Kate Roche came from a small town in Illinois, Danville, to attend George Washington University. Her love of public policy led her to a variety of internships. After graduation, she soon realized how much she missed working at the local level. She joined the Arlington Chamber of Commerce, and seven years later, they appointed her to the top job.
You worked for a national organization right out of college. What led you to take a job with the chamber?At Women in Government, my role was both policy focused and also event-planning focused. They do regional conferences for women state legislators. It’s a bipartisan organization, and they work typically on the issues that affect the committees that women legislators typically serve on, so a lot of health care and higher education. In looking for opportunities, Women in Government was a national organization. But I really liked, when I saw the posting for the Arlington Chamber, the idea of having everything here in your community. I was already living in Arlington, so it made a better commute than Metro-ing into D.C.
What attracted you to political science and government affairs?
I think it was just about being able to do good and help people. That was really the focus always. Work for me was never about making money, or viewing that as success. It was really about being able to do good and make a difference.
You’re 29 years old. How do you address your youth and what some people may perceive as inexperience in your new role?
First I think reminding people that I’ve worked for the organization for seven years, and no one knows the day-to-day of what happens at the organization like staff does. It was not a surprise to people on staff when this announcement was made. They said, “This is great. You’ve already been doing so much of this. This will be a smooth transition for us.” So I think reminding people that I was doing these responsibilities to some degree before. But also I really think that time will tell. That’s where I’m not as worried about questions at this point. Give me a couple years and see where the chamber is. I think that will speak for itself.

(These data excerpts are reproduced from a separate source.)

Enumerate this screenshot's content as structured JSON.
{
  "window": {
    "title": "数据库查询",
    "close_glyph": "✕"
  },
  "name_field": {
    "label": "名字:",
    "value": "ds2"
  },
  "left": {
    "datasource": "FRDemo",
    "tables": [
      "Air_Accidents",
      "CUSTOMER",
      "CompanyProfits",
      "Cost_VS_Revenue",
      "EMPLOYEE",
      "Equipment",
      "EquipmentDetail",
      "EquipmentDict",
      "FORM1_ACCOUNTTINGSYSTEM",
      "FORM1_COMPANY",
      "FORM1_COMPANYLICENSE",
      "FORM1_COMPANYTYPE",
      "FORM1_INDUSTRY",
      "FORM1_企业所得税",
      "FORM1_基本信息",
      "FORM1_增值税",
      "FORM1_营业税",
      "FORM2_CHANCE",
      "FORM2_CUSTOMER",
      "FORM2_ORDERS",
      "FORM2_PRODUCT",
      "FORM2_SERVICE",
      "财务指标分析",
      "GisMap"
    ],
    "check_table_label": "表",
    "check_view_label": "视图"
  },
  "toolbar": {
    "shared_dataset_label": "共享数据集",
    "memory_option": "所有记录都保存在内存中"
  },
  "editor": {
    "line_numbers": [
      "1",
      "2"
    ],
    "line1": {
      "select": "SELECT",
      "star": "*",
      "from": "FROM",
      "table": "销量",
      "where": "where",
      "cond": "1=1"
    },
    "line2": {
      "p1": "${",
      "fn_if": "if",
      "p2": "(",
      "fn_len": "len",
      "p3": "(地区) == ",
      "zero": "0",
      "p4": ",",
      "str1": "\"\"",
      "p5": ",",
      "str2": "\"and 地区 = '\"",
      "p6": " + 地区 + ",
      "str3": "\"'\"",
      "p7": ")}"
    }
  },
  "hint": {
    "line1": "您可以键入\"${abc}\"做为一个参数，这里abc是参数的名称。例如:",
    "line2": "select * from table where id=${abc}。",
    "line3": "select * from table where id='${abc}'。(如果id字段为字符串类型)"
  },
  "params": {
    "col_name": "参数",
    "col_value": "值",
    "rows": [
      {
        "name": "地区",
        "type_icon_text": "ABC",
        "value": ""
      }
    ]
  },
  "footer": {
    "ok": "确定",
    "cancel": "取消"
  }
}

What are your goals for the organization?
I plan to increase member engagement. We’re reaching out to any members who haven’t been to an event or committee meeting in six months, realizing that just because somebody’s not coming to our breakfast networking event doesn’t mean they’re not getting value, but we’re putting plans in place where we’re at least reaching out to everyone. If you haven’t been to an event or program, we’re giving you a call and just asking you how things have been.

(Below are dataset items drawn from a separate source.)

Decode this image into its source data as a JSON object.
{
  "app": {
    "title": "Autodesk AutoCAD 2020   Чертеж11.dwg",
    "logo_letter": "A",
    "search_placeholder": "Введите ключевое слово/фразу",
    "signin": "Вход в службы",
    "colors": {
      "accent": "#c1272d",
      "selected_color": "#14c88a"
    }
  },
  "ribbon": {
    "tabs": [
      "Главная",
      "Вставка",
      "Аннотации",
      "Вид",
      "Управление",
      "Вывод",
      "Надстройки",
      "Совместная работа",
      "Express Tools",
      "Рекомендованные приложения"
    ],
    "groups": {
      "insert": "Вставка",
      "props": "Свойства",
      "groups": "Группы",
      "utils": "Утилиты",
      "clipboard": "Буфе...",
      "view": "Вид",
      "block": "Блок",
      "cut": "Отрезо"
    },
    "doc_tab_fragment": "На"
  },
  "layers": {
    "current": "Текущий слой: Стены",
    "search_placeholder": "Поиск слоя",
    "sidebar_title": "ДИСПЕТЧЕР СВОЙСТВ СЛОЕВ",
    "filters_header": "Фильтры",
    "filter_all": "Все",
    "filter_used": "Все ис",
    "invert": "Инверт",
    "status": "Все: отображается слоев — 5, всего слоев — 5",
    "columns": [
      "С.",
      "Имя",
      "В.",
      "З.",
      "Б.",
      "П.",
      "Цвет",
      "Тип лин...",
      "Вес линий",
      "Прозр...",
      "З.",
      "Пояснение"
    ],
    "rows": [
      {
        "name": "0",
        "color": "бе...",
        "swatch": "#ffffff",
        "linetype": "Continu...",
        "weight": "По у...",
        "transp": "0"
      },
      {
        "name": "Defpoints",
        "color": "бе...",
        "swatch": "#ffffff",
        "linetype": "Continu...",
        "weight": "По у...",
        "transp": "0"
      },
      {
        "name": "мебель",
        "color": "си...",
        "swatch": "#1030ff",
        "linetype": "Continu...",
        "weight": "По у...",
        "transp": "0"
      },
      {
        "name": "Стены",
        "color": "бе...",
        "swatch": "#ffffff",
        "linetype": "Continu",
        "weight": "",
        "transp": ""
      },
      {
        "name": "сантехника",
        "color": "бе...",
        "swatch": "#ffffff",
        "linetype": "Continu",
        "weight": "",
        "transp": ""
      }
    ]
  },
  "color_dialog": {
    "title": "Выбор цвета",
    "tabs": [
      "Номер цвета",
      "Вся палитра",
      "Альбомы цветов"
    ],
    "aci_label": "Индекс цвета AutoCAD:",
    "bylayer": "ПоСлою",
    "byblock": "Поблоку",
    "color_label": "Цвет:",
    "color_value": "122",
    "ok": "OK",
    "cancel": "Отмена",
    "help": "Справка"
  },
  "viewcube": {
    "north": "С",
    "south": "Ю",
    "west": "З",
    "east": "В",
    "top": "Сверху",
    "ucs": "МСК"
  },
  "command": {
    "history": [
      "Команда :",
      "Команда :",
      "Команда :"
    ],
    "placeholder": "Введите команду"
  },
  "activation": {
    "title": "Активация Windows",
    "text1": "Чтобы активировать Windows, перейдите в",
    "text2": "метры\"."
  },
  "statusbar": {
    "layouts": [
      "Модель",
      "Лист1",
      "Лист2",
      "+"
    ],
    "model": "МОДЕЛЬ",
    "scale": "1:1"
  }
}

Another major initiative that we’re launching at the end of this year is shop chamber, where we will be focusing, starting at the beginning of next year, on really promoting the idea of our members doing business with each other, which they’re already doing but making it more structured. And also trying to incentivize and encourage people to track that.

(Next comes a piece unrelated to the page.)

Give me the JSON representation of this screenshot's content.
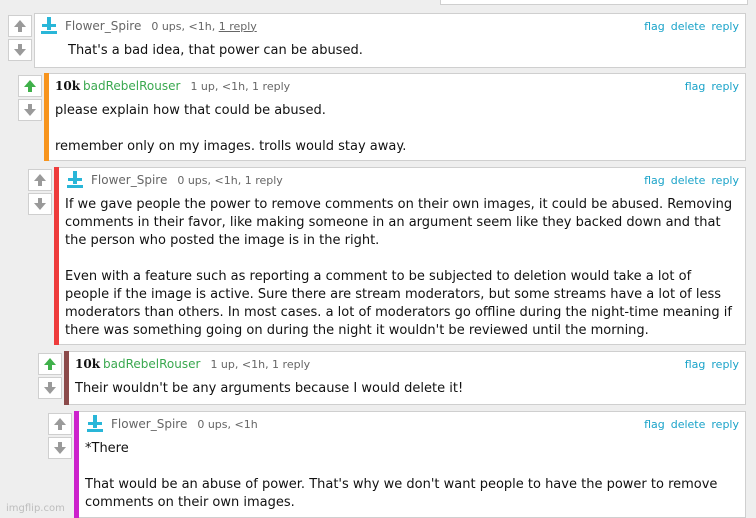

What’s the best advice you’ve been given?
I got together with [former Arlington Chamber President] Rich [Doud] for lunch and asked him for his advice, and he said, “You already know everything.” [laughs] But what I learned from Rich over the years was really at the end of the day, it’s all about the members and always put them first and their interests first. That culture that he’s created at the organization I want to maintain and [I] will work to maintain that.